ECE Professor Anthony J. Yezzi has been offered a Fulbright U.S. Scholar Program grant to Italy, the United States Department of State and the J. William Fulbright Foreign Scholarship Board announced recently.
Anthony J. Yezzi has been offered a Fulbright U.S. Scholar Program grant to Italy, the United States Department of State and the J. William Fulbright Foreign Scholarship Board announced recently.
Yezzi, who holds the Julian T. Hightower Chair in the Georgia Tech School of Electrical and Computer Engineering (ECE), is one of over 1,200 U.S. citizens who will travel abroad for the 2015-2016 academic year through the Fulbright U.S. Scholar Program, the flagship international exchange program sponsored by the U.S. government and designed to increase mutual understanding between the people of the United States and the people of other countries. Recipients of Fulbright grants are selected on the basis of academic and professional achievement.
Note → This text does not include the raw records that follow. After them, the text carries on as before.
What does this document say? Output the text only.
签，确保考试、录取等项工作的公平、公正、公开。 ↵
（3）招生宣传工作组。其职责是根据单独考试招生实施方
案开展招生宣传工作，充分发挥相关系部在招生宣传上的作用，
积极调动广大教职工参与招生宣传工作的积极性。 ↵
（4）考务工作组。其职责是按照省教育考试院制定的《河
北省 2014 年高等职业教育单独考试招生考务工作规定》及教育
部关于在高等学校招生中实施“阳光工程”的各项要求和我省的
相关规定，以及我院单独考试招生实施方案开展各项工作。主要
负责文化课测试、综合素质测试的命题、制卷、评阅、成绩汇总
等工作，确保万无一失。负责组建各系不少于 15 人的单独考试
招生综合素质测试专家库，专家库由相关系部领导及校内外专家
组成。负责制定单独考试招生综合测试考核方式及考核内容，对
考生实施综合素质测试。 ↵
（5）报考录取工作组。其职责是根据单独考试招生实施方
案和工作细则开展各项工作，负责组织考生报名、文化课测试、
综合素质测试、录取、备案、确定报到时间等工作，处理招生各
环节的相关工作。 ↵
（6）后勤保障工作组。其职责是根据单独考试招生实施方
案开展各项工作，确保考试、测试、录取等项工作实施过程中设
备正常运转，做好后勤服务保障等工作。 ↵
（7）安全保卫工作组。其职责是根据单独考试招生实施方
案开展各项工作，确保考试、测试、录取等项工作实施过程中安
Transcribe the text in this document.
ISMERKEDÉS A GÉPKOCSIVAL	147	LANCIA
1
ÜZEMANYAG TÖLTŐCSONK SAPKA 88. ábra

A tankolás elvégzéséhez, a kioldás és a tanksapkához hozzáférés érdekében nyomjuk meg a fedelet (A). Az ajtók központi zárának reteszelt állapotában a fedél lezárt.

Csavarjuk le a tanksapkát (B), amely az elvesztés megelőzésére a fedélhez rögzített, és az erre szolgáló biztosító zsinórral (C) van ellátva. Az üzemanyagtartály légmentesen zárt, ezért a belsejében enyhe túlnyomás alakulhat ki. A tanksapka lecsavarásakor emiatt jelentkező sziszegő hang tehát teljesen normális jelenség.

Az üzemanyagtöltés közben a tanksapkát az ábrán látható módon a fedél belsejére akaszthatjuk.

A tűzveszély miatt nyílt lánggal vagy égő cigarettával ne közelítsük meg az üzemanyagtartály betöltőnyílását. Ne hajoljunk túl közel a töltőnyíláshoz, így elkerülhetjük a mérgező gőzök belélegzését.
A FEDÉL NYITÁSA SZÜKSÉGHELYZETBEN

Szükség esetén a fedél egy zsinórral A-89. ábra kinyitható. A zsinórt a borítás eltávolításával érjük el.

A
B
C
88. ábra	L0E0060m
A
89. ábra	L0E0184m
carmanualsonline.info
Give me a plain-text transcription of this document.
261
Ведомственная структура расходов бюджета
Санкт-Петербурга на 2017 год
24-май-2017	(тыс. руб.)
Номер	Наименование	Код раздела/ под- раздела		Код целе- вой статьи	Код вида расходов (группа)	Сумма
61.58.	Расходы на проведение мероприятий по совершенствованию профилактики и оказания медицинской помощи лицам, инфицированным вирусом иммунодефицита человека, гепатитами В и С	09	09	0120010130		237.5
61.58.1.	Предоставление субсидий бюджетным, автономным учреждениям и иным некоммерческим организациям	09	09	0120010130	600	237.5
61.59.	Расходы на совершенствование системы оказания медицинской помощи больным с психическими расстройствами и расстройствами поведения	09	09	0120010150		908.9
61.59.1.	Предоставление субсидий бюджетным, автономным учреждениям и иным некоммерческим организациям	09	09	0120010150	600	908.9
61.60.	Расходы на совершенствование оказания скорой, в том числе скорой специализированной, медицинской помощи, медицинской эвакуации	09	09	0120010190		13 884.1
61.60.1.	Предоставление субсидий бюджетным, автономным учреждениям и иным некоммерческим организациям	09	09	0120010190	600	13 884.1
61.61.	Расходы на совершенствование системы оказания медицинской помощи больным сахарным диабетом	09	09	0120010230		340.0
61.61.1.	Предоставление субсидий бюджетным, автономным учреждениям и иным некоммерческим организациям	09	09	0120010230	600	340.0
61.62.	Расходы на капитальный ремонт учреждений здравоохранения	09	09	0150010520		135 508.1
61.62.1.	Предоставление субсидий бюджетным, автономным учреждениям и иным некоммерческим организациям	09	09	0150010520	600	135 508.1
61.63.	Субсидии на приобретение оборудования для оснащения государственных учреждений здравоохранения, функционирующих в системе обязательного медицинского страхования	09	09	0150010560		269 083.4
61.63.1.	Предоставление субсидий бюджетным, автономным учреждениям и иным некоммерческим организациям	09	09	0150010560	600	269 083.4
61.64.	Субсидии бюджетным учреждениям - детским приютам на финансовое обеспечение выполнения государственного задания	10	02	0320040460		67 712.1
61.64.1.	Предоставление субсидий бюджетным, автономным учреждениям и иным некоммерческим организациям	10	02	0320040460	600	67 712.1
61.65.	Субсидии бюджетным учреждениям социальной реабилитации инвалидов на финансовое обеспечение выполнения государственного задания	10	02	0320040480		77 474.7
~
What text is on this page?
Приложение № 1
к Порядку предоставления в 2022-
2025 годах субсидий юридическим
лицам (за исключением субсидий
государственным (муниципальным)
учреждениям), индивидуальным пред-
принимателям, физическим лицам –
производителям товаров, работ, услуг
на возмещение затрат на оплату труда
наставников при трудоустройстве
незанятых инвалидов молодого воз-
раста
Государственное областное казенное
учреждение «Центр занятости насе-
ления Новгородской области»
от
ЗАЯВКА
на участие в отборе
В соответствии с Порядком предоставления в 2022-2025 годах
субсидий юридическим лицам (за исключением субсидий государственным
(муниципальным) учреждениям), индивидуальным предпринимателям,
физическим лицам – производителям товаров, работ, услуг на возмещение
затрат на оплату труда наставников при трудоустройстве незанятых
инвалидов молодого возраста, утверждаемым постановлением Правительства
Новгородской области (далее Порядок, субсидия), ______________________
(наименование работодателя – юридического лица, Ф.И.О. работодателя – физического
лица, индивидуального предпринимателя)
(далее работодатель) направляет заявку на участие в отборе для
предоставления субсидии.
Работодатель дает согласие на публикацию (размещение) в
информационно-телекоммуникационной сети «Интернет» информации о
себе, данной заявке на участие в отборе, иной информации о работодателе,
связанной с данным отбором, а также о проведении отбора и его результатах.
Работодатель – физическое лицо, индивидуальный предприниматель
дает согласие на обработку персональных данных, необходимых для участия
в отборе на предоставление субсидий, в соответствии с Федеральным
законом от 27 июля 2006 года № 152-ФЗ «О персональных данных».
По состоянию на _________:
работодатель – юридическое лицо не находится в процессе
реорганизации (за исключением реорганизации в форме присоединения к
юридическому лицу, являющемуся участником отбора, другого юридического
From February 1-June 30, 2016, Yezzi will be hosted within the Department of Chemical, Industrial, Computer, and Mechanical Engineering at the University of Palermo in Italy. While at the University of Palermo, Yezzi will work on a project entitled “Geometric Partial Differential Equations for 3D Surface Reconstruction.”
Yezzi’s research specializes in using geometric partial differential equations (PDE) to extract shape information from raw signal/image data. Several applications in signal processing and computer vision, suitable for these specialized methods, are being studied at universities in southern Italy. The project would include a tutorial course/seminar series on geometric PDE methods to expose researchers to these alternative algorithms. While this tutorial would remain broad in the range of applications, the initial research focus would be computational 3D surface reconstruction, which could assist restoration efforts for historic, culturally important structures in southern Italy.
A member of the Georgia Tech ECE faculty since 1999, Yezzi directs the Lab of Computational Computer Vision, where he and his students conduct research in image processing, medical image analysis, computer vision, and shape optimization.